Wednesday, July 16, 2014

Give Us Today Our Daily Bread

Our neighbors have two toddlers, ages 2 and 4, who hurtle themselves across the lawn, down the driveway, onto our cul de sac, full tilt with seemingly no other intention than to move as fast as possible. There is no more mindfulness in their actions than the peony that drops deep pink petals on the hedge. 

In contrast, one of our seniors walks carefully one foot before the other, trailing her hand along the wall.

Transitional movement transfers us from one place to another. A toddler must learn to make that transference while keeping his balance. As he lifts his back foot leaning toward forward motion, he is unbalanced. If his concentration falters, his heavily diapered bottom stays aloft only as long as he hesitates, then falls.

The present slips so quickly from future to past. Whatever our movement, it helps our balance as we transition if we give our full attention to what we are doing in the moment. Then we can look back and appreciate that we were fully involved in our life. Not merely spending time.

Tuesday, July 1, 2014

Mindful Living

As I’m writing this, it’s a blue sky, cool morning in Washington. The fog of winter months has evaporated into joyous clear air of summer opening our vista across the bay and to the distant mountains on the Canadian border. The sparrows and finches flutter at each other above the feeder before settling to take turns. Early swallows feed on the wing.

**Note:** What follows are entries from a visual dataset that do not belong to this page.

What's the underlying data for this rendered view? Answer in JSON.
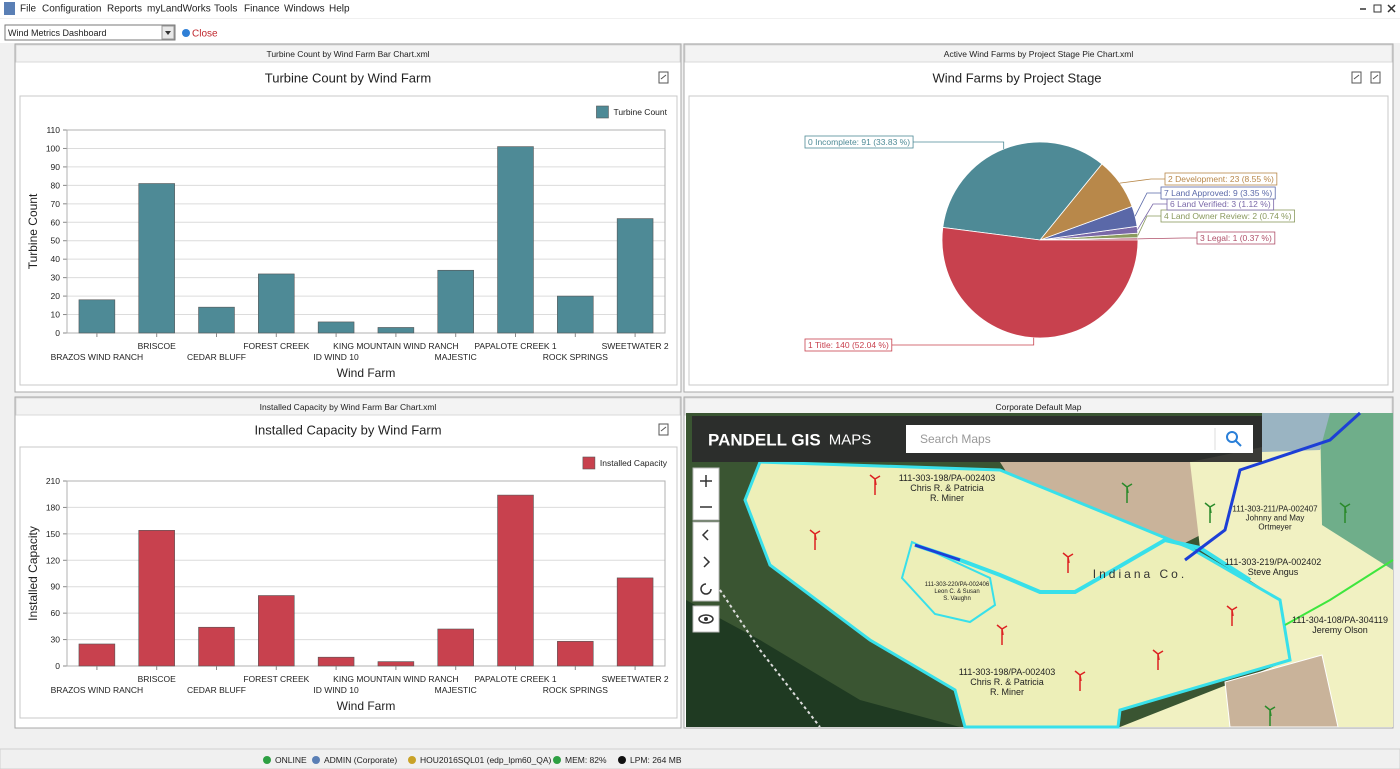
{
  "menu": [
    "File",
    "Configuration",
    "Reports",
    "myLandWorks",
    "Tools",
    "Finance",
    "Windows",
    "Help"
  ],
  "toolbar": {
    "dashboard": "Wind Metrics Dashboard",
    "close": "Close"
  },
  "chart_data": [
    {
      "type": "bar",
      "panel_title": "Turbine Count by Wind Farm Bar Chart.xml",
      "title": "Turbine Count by Wind Farm",
      "x_label": "Wind Farm",
      "y_label": "Turbine Count",
      "legend": "top-right",
      "series": [
        {
          "name": "Turbine Count",
          "color": "#4e8a96",
          "values": [
            18,
            81,
            14,
            32,
            6,
            3,
            34,
            101,
            20,
            62
          ]
        }
      ],
      "categories": [
        "BRAZOS WIND RANCH",
        "BRISCOE",
        "CEDAR BLUFF",
        "FOREST CREEK",
        "ID WIND 10",
        "KING MOUNTAIN WIND RANCH",
        "MAJESTIC",
        "PAPALOTE CREEK 1",
        "ROCK SPRINGS",
        "SWEETWATER 2"
      ],
      "ylim": [
        0,
        110
      ],
      "yticks": [
        0,
        10,
        20,
        30,
        40,
        50,
        60,
        70,
        80,
        90,
        100,
        110
      ],
      "grid": true
    },
    {
      "type": "pie",
      "panel_title": "Active Wind Farms by Project Stage Pie Chart.xml",
      "title": "Wind Farms by Project Stage",
      "values": [
        1,
        2,
        3,
        9,
        23,
        91,
        140
      ],
      "value_labels": [
        "3 Legal: 1 (0.37 %)",
        "4 Land Owner Review: 2 (0.74 %)",
        "6 Land Verified: 3 (1.12 %)",
        "7 Land Approved: 9 (3.35 %)",
        "2 Development: 23 (8.55 %)",
        "0 Incomplete: 91 (33.83 %)",
        "1 Title: 140 (52.04 %)"
      ],
      "colors": [
        "#b0506a",
        "#8a9a5e",
        "#7a68a8",
        "#5a68a8",
        "#b8884a",
        "#4e8a96",
        "#c8414e"
      ]
    },
    {
      "type": "bar",
      "panel_title": "Installed Capacity by Wind Farm Bar Chart.xml",
      "title": "Installed Capacity by Wind Farm",
      "x_label": "Wind Farm",
      "y_label": "Installed Capacity",
      "legend": "top-right",
      "series": [
        {
          "name": "Installed Capacity",
          "color": "#c8414e",
          "values": [
            25,
            154,
            44,
            80,
            10,
            5,
            42,
            194,
            28,
            100
          ]
        }
      ],
      "categories": [
        "BRAZOS WIND RANCH",
        "BRISCOE",
        "CEDAR BLUFF",
        "FOREST CREEK",
        "ID WIND 10",
        "KING MOUNTAIN WIND RANCH",
        "MAJESTIC",
        "PAPALOTE CREEK 1",
        "ROCK SPRINGS",
        "SWEETWATER 2"
      ],
      "ylim": [
        0,
        210
      ],
      "yticks": [
        0,
        30,
        60,
        90,
        120,
        150,
        180,
        210
      ],
      "grid": true
    }
  ],
  "map": {
    "panel_title": "Corporate Default Map",
    "brand": "PANDELL GIS",
    "brand_suffix": "MAPS",
    "search_placeholder": "Search Maps",
    "county": "Indiana Co.",
    "parcels": [
      {
        "lines": [
          "111-303-198/PA-002403",
          "Chris R. & Patricia",
          "R. Miner"
        ]
      },
      {
        "lines": [
          "111-303-220/PA-002406",
          "Leon C. & Susan",
          "S. Vaughn"
        ]
      },
      {
        "lines": [
          "111-303-211/PA-002407",
          "Johnny and May",
          "Ortmeyer"
        ]
      },
      {
        "lines": [
          "111-303-219/PA-002402",
          "Steve Angus"
        ]
      },
      {
        "lines": [
          "111-304-108/PA-304119",
          "Jeremy Olson"
        ]
      },
      {
        "lines": [
          "111-303-198/PA-002403",
          "Chris R. & Patricia",
          "R. Miner"
        ]
      }
    ]
  },
  "status": [
    "ONLINE",
    "ADMIN (Corporate)",
    "HOU2016SQL01 (edp_lpm60_QA)",
    "MEM: 82%",
    "LPM: 264 MB"
  ]
}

And as I observe the activities of a natural world, I ask myself, what do I do without thinking about it, without due process but move on automatic pilot? What would change if I focused on the elements of a task, just for a few specks of time, to observe them as a child who is first learning?

The energies around me change their intensity, ebb and flow like the tide washing higher on the beach, hiding the small creatures busy finding food and avoiding becoming a meal. Energies that collect the fragments of me into a vessel to be of use. My energies also change as demands are placed on me by others or I decide that something has become necessary rather than optional.

Attempting rootedness in the moment frustrates me because as soon as I breathe in the moment, I must exhale and that chosen space of time has evaporated as quickly as fog. As much as I want to stay, my mental list of wonderful potential pulls me away, like walking an unruly puppy.

But I am grateful for the moment, for each breath as I take a last turn through our residents’ rooms, observing them sleep, the rise and fall of their blankets. I failed them in small ways through lack of energy or distraction. But also today I paused to glance out the front window to observe the hummingbird flit around the purple glass flame on its pole; I mindfully listened to the frustrated silence of people who have no choice but to internalize rather than risk garbled speech. We created moments of joy feeding our people with our their favorite food, hugs and conversation.

And I pause, mindful that I live as fully and with as much presence as I can manage at any given interval in my life. At the end of the day, that must be my peace.